The specific probability asked for is: what is the probability that the worker must pick five parts to find one good? In other words, the first four parts are defective, and the fifth is non-defective. Since the parts are picked sequentially without replacement, the probability mass function for the negative hypergeometric distribution applies.

The probability that the first four parts are defective and the fifth part is good is:

\[

P(\text{first 4 defective, 5th good}) = \left( \frac{5}{14} \times \frac{4}{13} \times \frac{3}{12} \times \frac{2}{11} \right) \times \left( \frac{9}{10} \right)

\]

Calculating step by step:

\[

\frac{5}{14} \times \frac{4}{13} \times \frac{3}{12} \times \frac{2}{11} = \frac{5 \times 4 \times 3 \times 2}{14 \times 13 \times 12 \times 11}

\]

\[

= \frac{120}{14 \times 13 \times 12 \times 11}

\]

\[

14 \times 13 = 182; \quad 182 \times 12 = 2184; \quad 2184 \times 11 = 24024

\]

So,

\[

\frac{120}{24024} = \frac{10}{2002}

\]

Now, multiply by the probability that the fifth selected part is good:

\[

\frac{9}{10}

\]

Therefore, the probability:

\[

P = \frac{10}{2002} \times \frac{9}{10} = \frac{10 \times 9}{2002 \times 10} = \frac{90}{20020} = \frac{9}{2002}

\]

Expressed as a decimal:

\[

P \approx \frac{9}{2002} \approx 0.0045

\]

Rounded to four decimal places:

\[

\boxed{0.0045}

\]

Thus, the probability that the worker picks four defective parts and then finds a good one on the fifth pick is approximately 0.0045.

Appropriate Measures of Central Tendency, Shape, and Spread

Understanding the nature of data requires analyzing the scale of measurement. The data in this context relates to discrete counts of defective versus non-defective parts, which informs the choice of statistical summaries.

- Nominal scale: Data categorized into labels without inherent order (e.g., defect types). Not applicable here.

- Ordinal scale: Data with a ranked order, but without meaningful intervals (e.g., quality ratings). Not applicable here.

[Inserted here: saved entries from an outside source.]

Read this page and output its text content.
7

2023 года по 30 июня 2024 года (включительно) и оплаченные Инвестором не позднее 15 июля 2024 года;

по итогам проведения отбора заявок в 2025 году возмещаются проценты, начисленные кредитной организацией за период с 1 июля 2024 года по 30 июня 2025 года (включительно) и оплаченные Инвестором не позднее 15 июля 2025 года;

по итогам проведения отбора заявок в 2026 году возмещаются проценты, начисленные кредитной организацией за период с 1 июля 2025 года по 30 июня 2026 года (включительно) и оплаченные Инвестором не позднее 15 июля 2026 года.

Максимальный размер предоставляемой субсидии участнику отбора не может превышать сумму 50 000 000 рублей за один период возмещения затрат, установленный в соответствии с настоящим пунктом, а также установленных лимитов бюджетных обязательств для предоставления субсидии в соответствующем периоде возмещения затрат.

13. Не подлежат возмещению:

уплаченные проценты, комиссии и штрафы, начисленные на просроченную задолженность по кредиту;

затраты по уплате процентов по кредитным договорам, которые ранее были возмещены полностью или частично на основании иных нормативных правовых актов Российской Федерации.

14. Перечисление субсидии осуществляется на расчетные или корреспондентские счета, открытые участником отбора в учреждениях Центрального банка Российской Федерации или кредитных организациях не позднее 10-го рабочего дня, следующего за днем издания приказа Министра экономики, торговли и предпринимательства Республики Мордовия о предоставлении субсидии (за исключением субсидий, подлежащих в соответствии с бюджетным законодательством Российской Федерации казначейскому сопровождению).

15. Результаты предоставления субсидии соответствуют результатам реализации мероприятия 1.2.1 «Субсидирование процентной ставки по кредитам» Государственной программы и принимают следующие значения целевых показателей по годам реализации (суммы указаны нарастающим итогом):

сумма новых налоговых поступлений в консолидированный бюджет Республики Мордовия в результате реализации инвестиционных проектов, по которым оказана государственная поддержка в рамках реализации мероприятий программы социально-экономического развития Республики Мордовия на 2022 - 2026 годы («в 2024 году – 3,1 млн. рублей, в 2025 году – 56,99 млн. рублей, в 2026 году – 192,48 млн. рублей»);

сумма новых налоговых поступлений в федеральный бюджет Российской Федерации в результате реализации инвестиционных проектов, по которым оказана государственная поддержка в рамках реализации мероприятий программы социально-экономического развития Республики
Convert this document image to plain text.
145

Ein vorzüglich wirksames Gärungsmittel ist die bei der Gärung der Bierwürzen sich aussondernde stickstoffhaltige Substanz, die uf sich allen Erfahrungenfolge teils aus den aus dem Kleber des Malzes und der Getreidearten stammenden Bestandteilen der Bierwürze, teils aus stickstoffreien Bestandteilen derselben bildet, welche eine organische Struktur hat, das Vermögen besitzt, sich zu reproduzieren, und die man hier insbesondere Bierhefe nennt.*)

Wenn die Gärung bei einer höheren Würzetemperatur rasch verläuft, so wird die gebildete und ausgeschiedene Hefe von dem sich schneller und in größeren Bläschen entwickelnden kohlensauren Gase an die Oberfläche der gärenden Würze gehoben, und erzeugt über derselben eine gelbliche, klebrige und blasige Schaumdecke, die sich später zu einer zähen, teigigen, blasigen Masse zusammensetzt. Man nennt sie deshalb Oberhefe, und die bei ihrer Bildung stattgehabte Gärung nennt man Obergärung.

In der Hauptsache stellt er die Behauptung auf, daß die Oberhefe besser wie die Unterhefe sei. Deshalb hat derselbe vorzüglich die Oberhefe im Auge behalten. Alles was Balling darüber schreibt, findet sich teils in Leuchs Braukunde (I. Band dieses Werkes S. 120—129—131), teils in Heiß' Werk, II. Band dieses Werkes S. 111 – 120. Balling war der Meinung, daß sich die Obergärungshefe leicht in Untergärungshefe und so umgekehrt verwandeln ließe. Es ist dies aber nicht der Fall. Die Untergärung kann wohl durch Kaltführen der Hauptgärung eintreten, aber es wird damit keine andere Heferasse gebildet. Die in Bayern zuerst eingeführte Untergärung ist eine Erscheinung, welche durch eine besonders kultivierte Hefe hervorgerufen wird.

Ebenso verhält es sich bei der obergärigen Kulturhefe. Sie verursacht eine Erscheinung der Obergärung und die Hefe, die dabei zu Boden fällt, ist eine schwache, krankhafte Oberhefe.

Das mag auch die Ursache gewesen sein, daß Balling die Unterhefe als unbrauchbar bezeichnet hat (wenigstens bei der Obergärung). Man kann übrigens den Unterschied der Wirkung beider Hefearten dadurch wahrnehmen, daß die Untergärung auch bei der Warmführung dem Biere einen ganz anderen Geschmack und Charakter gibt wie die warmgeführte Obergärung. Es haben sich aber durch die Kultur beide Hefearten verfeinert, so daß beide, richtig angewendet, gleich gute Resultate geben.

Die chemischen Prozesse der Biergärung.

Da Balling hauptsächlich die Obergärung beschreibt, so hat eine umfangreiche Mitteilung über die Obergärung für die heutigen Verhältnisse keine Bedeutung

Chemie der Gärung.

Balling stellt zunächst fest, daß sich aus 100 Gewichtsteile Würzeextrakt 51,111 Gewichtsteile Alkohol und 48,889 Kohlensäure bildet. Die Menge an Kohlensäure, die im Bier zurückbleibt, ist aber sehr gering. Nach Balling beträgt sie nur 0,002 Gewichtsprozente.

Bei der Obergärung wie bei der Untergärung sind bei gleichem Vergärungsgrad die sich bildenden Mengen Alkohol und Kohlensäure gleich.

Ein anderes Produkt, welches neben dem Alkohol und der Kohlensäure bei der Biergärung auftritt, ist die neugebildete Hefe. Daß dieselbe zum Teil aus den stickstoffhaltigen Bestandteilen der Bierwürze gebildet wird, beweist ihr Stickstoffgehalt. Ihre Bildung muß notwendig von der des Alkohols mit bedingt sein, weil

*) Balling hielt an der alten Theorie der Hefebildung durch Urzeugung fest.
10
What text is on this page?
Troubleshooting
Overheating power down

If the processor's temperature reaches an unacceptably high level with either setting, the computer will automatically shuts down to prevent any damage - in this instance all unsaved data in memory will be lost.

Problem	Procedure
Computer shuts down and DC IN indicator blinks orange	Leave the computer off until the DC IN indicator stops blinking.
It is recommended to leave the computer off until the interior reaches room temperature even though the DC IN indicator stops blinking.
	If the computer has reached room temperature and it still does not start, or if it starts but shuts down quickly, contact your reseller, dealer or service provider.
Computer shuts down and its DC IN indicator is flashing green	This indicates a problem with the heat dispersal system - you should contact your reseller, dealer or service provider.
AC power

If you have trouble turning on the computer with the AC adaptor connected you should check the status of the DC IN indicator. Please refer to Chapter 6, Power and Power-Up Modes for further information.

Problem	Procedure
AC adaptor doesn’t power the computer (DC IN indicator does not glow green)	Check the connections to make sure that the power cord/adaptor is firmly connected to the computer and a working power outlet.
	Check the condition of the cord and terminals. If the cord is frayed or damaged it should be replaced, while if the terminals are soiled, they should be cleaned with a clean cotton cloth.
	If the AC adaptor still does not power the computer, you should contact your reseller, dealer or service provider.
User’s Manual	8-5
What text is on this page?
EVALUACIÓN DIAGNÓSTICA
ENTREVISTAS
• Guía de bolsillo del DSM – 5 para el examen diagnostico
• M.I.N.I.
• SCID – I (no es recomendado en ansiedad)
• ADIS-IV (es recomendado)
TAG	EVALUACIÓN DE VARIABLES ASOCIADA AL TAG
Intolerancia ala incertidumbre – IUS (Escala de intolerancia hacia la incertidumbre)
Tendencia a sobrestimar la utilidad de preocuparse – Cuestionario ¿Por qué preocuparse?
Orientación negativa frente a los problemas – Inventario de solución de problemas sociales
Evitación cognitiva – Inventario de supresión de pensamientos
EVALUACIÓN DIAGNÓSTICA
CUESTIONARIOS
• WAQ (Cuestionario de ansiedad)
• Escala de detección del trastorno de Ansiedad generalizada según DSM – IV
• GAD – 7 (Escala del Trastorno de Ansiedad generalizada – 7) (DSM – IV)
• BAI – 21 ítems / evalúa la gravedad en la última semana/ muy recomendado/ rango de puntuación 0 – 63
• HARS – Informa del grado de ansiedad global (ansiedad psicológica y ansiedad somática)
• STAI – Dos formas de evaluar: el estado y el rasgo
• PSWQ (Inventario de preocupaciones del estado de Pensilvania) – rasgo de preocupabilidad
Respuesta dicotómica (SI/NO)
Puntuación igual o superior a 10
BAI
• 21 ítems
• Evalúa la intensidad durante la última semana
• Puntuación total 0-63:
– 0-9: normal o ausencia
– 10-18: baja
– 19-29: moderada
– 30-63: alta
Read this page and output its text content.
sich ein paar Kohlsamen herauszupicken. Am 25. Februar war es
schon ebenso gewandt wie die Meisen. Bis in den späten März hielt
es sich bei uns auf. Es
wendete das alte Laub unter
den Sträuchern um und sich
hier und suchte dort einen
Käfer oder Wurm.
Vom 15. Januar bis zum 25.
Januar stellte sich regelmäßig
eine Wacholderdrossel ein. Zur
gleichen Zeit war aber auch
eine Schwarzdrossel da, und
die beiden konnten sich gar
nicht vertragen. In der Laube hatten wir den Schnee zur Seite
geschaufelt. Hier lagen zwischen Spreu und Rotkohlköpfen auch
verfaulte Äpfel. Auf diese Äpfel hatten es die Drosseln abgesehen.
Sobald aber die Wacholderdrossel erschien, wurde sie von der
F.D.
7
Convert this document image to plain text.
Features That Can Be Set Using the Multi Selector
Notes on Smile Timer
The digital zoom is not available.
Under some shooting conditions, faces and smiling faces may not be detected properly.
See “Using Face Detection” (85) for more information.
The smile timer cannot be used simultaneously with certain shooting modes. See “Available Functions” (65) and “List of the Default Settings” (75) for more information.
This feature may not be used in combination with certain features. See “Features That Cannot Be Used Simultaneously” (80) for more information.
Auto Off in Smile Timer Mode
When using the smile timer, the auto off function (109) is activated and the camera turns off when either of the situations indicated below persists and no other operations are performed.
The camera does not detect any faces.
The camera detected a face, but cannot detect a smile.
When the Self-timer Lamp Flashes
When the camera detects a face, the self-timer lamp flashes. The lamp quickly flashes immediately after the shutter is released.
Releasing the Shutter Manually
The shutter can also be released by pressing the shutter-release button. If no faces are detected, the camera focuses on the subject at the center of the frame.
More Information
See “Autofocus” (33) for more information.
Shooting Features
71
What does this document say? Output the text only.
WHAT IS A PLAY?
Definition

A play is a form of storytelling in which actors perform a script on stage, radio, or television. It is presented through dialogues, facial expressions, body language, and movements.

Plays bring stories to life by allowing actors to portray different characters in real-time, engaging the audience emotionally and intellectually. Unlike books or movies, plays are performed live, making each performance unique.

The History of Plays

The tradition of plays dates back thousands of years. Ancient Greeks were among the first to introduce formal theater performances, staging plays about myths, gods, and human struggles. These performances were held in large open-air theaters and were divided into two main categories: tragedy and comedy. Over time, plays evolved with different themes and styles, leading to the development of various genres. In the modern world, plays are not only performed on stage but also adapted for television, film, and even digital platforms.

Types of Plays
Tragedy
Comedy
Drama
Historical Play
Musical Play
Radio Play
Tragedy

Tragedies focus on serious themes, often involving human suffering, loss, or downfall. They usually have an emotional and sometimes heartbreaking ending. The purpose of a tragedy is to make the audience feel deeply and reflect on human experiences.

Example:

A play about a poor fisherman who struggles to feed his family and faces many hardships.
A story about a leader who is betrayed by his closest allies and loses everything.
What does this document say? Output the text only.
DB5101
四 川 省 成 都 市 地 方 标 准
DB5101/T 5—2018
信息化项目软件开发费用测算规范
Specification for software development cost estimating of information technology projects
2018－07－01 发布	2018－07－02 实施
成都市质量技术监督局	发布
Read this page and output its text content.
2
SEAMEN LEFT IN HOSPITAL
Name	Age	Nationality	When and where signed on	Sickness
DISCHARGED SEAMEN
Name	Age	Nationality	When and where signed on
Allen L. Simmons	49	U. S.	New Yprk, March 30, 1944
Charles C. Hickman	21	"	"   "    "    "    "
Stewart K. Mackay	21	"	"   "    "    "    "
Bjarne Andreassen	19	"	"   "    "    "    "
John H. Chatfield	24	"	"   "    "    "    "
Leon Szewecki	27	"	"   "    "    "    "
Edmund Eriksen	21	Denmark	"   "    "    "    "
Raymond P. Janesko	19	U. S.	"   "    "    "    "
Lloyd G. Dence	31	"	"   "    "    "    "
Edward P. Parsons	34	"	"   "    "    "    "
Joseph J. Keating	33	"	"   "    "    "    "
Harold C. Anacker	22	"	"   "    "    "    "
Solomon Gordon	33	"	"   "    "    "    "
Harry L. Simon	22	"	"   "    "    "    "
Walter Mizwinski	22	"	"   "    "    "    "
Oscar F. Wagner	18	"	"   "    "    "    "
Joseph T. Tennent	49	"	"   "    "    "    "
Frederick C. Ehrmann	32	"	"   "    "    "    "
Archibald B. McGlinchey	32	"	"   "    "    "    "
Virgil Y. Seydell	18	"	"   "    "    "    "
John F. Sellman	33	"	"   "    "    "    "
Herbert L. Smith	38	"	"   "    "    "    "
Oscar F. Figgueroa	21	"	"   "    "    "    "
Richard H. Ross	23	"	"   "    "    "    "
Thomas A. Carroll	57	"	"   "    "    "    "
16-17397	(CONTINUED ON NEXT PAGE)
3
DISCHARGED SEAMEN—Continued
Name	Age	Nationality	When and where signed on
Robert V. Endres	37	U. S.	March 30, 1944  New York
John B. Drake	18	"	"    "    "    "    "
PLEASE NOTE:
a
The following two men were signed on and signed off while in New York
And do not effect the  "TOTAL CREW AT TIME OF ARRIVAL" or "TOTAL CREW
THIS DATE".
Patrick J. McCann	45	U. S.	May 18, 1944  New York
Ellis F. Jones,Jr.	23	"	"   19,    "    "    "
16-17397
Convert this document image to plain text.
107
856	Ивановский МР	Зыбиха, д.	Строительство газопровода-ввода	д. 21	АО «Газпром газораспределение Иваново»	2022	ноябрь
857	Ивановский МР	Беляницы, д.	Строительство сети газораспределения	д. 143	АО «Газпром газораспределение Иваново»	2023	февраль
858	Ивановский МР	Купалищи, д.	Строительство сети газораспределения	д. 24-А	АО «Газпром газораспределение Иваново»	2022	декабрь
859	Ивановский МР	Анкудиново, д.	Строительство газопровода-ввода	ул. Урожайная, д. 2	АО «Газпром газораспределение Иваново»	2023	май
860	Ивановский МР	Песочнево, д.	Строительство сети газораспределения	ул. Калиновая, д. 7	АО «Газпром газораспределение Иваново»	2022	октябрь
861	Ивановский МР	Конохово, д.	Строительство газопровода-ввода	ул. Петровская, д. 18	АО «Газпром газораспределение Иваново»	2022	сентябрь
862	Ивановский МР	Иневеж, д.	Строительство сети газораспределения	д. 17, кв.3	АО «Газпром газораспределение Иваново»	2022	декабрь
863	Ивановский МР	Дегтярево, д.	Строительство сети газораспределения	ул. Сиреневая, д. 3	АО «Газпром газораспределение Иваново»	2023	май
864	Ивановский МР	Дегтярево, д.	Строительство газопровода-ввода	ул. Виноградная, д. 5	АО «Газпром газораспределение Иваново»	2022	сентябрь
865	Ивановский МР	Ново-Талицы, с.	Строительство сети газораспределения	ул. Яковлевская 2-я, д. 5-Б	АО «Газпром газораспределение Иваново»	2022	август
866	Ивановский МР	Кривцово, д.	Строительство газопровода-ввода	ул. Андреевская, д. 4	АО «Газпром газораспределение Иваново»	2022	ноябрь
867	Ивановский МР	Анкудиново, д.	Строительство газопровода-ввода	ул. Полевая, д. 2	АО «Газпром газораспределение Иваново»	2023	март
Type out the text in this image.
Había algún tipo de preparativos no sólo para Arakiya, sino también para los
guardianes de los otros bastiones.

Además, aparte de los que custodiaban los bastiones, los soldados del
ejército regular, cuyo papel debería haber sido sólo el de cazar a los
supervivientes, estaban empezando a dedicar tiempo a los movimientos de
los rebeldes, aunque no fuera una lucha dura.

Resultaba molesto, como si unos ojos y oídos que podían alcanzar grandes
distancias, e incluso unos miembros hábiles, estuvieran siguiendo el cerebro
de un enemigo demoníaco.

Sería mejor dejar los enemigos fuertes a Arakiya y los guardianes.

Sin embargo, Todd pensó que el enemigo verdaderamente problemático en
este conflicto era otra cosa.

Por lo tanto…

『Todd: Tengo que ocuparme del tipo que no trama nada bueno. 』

- Interval/ratio scale: Data with meaningful numeric differences and ratios (e.g., number of defective parts, probabilities).

Given that the data involves counts and probabilities, the most appropriate measures include:

- Mean (average): Suitable for interval/ratio data to represent the central tendency, such as average number of defective parts or average probability.

- Median: Can represent the middle value in ordered data, useful if the data is skewed.

- Mode: Indicates the most frequent outcome, applicable in categorical contexts, but less relevant for continuous measures here.

- Shape: Described through skewness and kurtosis, providing insight into distribution symmetry and peakedness.

- Spread: Assessed with measures like variance, standard deviation, and range, which quantify variability around the mean. These are meaningful for ratio data.

In this case, since the data involves counts and probabilities related to discrete variables, the mean and variance are particularly suitable for summarizing the average behavior and variability. However, measures such as skewness and kurtosis can also describe the distribution shape if multiple observations or simulations are used.

---

References

• Feller, W. (1968). An Introduction to Probability Theory and Its Applications (3rd Edition). Wiley.
• Ross, S. M. (2014). Introduction to Probability and Statistics (11th Edition). Academic Press.
• Casella, G., & Berger, R. L. (2002). Statistical Inference (2nd Edition). Cengage Learning.
• Johnson, N. L., & Kotz, S. (1970). Discrete Distributions. Houghton Mifflin.
• Devore, J. L. (2015). Probability and Statistics for Engineering and the Sciences (9th Edition). Cengage Learning.
• Kruskal, W. H., & Wallis, W. A. (1952). Use of Ranks in One‐Carterian Variance Analysis. Journal of the American Statistical Association, 47(260), 583–621.
• Moore, D. S., & McCabe, G. P. (2006). Introduction to the Practice of Statistics (6th Edition). W. H. Freeman.
• Walpole, R. E., Myers, R. H., Myers, S. L., & Ye, K. (2012). Probability & Statistics for Engineering and the Sciences (9th Edition). Pearson.
• Lehmann, E. L., & Romano, J. P. (2005). Testing Statistical Hypotheses. Springer.
• Agresti, A., & Franklin, C. (2017). Statistics: The Art and Science of Learning from Data (4th Edition). Pearson.